Sans-Papiers – unser Umgang mit «inexistenten Existenzen»

Kinder verpfeifen, kein Zugang zur Krankenkasse – ein Vorstoss im Nationalrat will Papierlose härter anpacken. Doch ein solches «Durchgreifen» ist weder sozial noch rechtsstaatlich sinnvoll.

Mit einer Besserstellung der Sans-Papiers könnte eine Zone der Rechtlosigkeit eingeschränkt werden.

Die meisten der darauf angesprochenen Bürger und Bürgerinnen wollen sich nicht auch noch darum kümmern müssen. Es ist nicht ihr Problem.

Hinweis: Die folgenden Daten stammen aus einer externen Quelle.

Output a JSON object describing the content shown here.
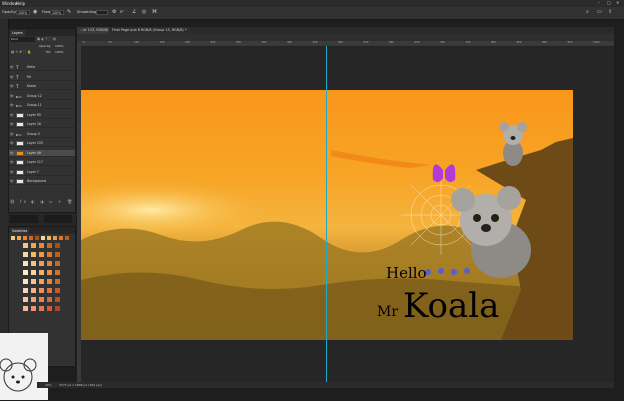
{
  "menubar": {
    "items": [
      "Window",
      "Help"
    ]
  },
  "options": {
    "opacity_label": "Opacity:",
    "opacity_value": "100%",
    "flow_label": "Flow:",
    "flow_value": "100%",
    "smoothing_label": "Smoothing:",
    "angle_value": "0°"
  },
  "layers_panel": {
    "tab": "Layers",
    "kind_label": "Kind",
    "opacity_label": "Opacity:",
    "opacity_value": "100%",
    "fill_label": "Fill:",
    "fill_value": "100%",
    "layers": [
      {
        "name": "Hello",
        "type": "text"
      },
      {
        "name": "Mr",
        "type": "text"
      },
      {
        "name": "Koala",
        "type": "text"
      },
      {
        "name": "Group 12",
        "type": "group"
      },
      {
        "name": "Group 11",
        "type": "group"
      },
      {
        "name": "Layer 95",
        "type": "pixel"
      },
      {
        "name": "Layer 16",
        "type": "pixel"
      },
      {
        "name": "Group 5",
        "type": "group"
      },
      {
        "name": "Layer 105",
        "type": "pixel"
      },
      {
        "name": "Layer 4H",
        "type": "pixel",
        "selected": true
      },
      {
        "name": "Layer 117",
        "type": "pixel"
      },
      {
        "name": "Layer 7",
        "type": "pixel"
      },
      {
        "name": "Background",
        "type": "pixel"
      }
    ]
  },
  "swatches_panel": {
    "tab": "Swatches",
    "colors": [
      "#f4c77a",
      "#f0a84a",
      "#e8873a",
      "#c96a22",
      "#a95013",
      "#f7d89c",
      "#f3b865",
      "#ec9a45",
      "#d97a2c",
      "#b8601b",
      "#fbe3b3",
      "#f6c27c",
      "#ef9f50",
      "#e3862f",
      "#c66a1d",
      "#fdecc9",
      "#f9d298",
      "#f3b268",
      "#ea9140",
      "#d27425",
      "#fde3c2",
      "#f8c18d",
      "#f1a262",
      "#e58641",
      "#cb6b2a",
      "#fbd3b5",
      "#f5b08a",
      "#ee9160",
      "#e07340",
      "#c55a28",
      "#f9c5a6",
      "#f29f7d",
      "#ea8257",
      "#d9653a",
      "#bb4e25",
      "#f7b99a",
      "#ee9470",
      "#e4784d",
      "#cf5d33",
      "#ad4620"
    ]
  },
  "document": {
    "tabs": [
      "...er 123, RGB/8) *",
      "Final Page pub 8 RGB/8 (Group 13, RGB/8) *"
    ],
    "ruler_ticks": [
      "0",
      "50",
      "100",
      "150",
      "200",
      "250",
      "300",
      "350",
      "400",
      "450",
      "500",
      "550",
      "600",
      "650",
      "700",
      "750",
      "800",
      "850",
      "900",
      "950",
      "1000"
    ],
    "zoom": "40%",
    "doc_size": "3375 px x 1688 px (300 ppi)"
  },
  "artwork": {
    "line1": "Hello",
    "line2_a": "Mr",
    "line2_b": "Koala"
  },
  "colors": {
    "sky_top": "#f79a1e",
    "sky_mid": "#f4b33a",
    "ground": "#8f6f22",
    "guide": "#1fa9c7"
  }
}
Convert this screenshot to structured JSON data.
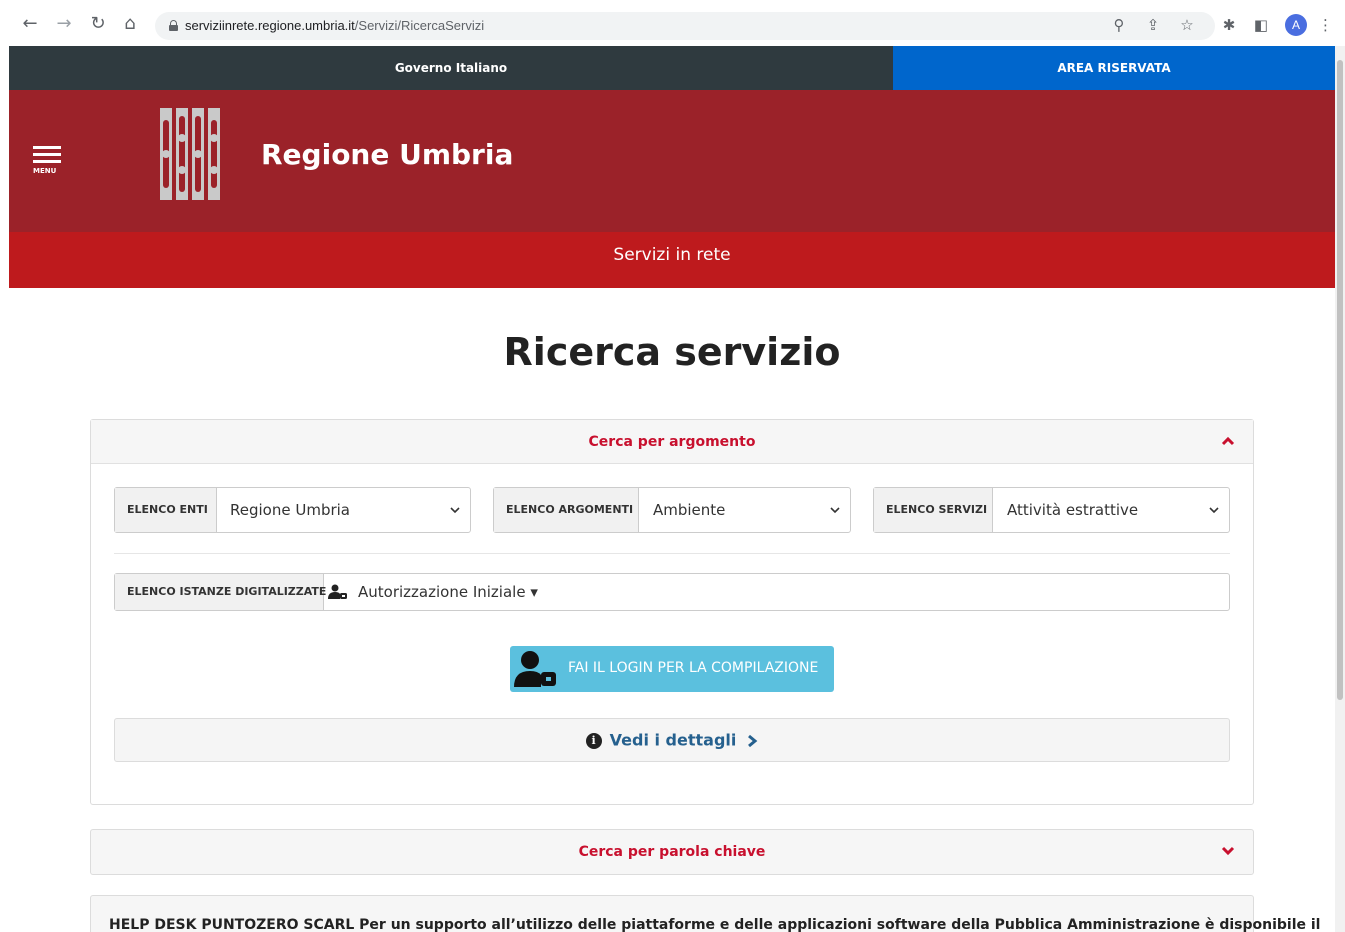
{
  "browser": {
    "url_host": "serviziinrete.regione.umbria.it",
    "url_path": "/Servizi/RicercaServizi",
    "profile_initial": "A"
  },
  "topbar": {
    "gov_label": "Governo Italiano",
    "area_label": "AREA RISERVATA"
  },
  "header": {
    "menu_label": "MENU",
    "brand": "Regione Umbria",
    "subtitle": "Servizi in rete"
  },
  "main": {
    "title": "Ricerca servizio",
    "panel_argomento": {
      "title": "Cerca per argomento",
      "enti": {
        "label": "ELENCO ENTI",
        "value": "Regione Umbria"
      },
      "argomenti": {
        "label": "ELENCO ARGOMENTI",
        "value": "Ambiente"
      },
      "servizi": {
        "label": "ELENCO SERVIZI",
        "value": "Attività estrattive"
      },
      "istanze": {
        "label": "ELENCO ISTANZE DIGITALIZZATE",
        "value": "Autorizzazione Iniziale"
      },
      "login_label": "FAI IL LOGIN PER LA COMPILAZIONE",
      "details_label": "Vedi i dettagli"
    },
    "panel_parola": {
      "title": "Cerca per parola chiave"
    },
    "helpdesk_text": "HELP DESK PUNTOZERO SCARL Per un supporto all’utilizzo delle piattaforme e delle applicazioni software della Pubblica Amministrazione è disponibile il"
  },
  "colors": {
    "header_red": "#9b2229",
    "subbar_red": "#be1a1d",
    "top_dark": "#2f3a3f",
    "area_blue": "#0066cc",
    "accent_red": "#c8102e",
    "login_blue": "#5bc0de",
    "link_blue": "#25608e"
  },
  "icons": [
    "back-arrow-icon",
    "forward-arrow-icon",
    "reload-icon",
    "home-icon",
    "lock-icon",
    "zoom-icon",
    "share-icon",
    "star-icon",
    "extensions-icon",
    "sidepanel-icon",
    "kebab-menu-icon",
    "hamburger-icon",
    "region-logo",
    "chevron-up-icon",
    "chevron-down-icon",
    "user-shield-icon",
    "info-icon",
    "chevron-right-icon"
  ]
}
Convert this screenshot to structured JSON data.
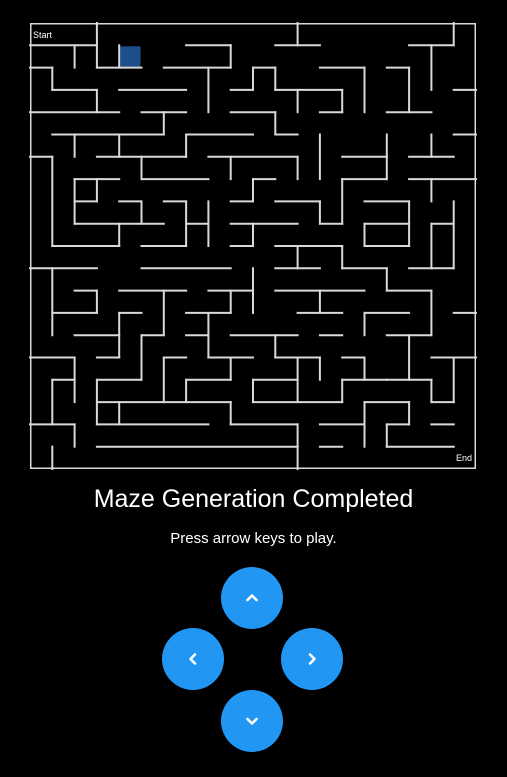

Und doch ist es auch unser Problem. Illegale Daueraufenthalter haben Probleme und sie machen sich auch zu unserem Problem, um das wir uns kümmern sollten.

Das kann auf unterschiedliche Weise geschehen. Privatpersonen und Privatorganisationen können den Sans-Papiers, um die es hier geht, beistehen, und Behörden können sich entweder restriktiver oder kulanter verhalten.

Pioniere in Basel

Es gibt Organisationen und Institutionen, die sich mit mehr oder weniger Erfolg seit Jahren um die Sans-Papiers kümmern. Die Anlaufstelle für Papierlose in Basel ist 2002 als erste Organisation dieser Art der Deutschschweiz gegründet und mit privaten und halböffentlichen Spendengeldern finanziert worden. Hauptzweck ist die beratende Begleitung.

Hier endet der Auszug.